Adapt pooling ops lowering to Linalg on tensors. (#5024)
This also introduces the concept of bufferization of shape-only operand.
If an init_tensor op can not map to a buffer, a fake/temp memref will be
allocated. And we rely on later passes to delete the alloc op. This is
similar to what we did to lower mhlo.reduce_window to linalg.pooling_*.
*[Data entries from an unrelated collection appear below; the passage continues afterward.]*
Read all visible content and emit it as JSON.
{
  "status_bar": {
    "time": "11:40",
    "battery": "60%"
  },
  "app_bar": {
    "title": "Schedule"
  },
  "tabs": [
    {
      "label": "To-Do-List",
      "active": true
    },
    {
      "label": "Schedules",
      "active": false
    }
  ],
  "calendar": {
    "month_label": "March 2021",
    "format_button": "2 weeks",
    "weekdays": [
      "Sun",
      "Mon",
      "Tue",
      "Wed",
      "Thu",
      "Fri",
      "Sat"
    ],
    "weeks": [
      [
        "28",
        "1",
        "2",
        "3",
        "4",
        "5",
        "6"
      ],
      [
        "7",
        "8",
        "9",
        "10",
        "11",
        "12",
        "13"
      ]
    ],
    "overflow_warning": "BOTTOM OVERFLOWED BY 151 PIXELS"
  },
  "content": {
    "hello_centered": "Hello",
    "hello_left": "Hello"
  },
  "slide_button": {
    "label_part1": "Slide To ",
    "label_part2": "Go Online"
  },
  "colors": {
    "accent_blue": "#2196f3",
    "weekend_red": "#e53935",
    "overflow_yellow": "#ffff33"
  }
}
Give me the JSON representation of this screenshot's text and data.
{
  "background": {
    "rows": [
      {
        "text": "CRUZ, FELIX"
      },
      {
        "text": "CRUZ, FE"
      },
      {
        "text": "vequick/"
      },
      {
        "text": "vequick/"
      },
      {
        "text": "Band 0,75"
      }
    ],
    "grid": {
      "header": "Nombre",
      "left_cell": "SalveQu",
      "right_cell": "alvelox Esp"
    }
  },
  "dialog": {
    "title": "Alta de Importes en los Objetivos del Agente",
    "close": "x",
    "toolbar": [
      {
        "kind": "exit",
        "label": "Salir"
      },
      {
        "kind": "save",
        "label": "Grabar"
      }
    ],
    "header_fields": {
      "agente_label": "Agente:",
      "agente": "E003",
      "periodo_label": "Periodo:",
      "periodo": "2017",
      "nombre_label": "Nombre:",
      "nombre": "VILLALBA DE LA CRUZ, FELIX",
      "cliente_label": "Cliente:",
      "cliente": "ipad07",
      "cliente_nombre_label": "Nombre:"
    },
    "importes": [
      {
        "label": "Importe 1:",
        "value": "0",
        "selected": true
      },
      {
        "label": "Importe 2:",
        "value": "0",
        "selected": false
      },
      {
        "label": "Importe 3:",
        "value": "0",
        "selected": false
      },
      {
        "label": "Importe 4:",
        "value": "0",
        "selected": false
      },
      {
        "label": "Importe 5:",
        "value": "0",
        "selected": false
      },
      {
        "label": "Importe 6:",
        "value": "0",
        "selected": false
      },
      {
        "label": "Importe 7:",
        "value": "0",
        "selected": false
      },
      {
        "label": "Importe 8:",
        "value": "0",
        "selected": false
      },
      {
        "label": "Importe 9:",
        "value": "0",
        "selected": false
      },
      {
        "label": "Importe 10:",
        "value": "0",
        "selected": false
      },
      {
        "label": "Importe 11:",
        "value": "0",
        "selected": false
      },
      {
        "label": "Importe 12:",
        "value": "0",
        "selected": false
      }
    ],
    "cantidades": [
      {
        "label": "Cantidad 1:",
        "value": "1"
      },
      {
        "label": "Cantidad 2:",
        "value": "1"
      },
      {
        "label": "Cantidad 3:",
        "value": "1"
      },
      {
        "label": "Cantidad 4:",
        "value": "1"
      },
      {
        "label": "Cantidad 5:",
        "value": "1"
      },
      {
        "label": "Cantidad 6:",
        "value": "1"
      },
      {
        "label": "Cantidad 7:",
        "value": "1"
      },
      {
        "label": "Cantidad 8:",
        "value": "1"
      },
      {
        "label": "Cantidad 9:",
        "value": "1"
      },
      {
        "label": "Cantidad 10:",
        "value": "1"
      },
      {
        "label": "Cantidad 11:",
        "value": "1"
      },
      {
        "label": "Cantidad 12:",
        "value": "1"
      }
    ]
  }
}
diff --git a/iree/compiler/Conversion/HLOToLinalg/HLOToLinalgOnBuffers.cpp b/iree/compiler/Conversion/HLOToLinalg/HLOToLinalgOnBuffers.cpp
index 800768c..da5d8a0 100644
--- a/iree/compiler/Conversion/HLOToLinalg/HLOToLinalgOnBuffers.cpp
+++ b/iree/compiler/Conversion/HLOToLinalg/HLOToLinalgOnBuffers.cpp
@@ -340,146 +340,6 @@
} // namespace
//===----------------------------------------------------------------------===//
-// mhlo.reduce_window conversion patterns and utility functions.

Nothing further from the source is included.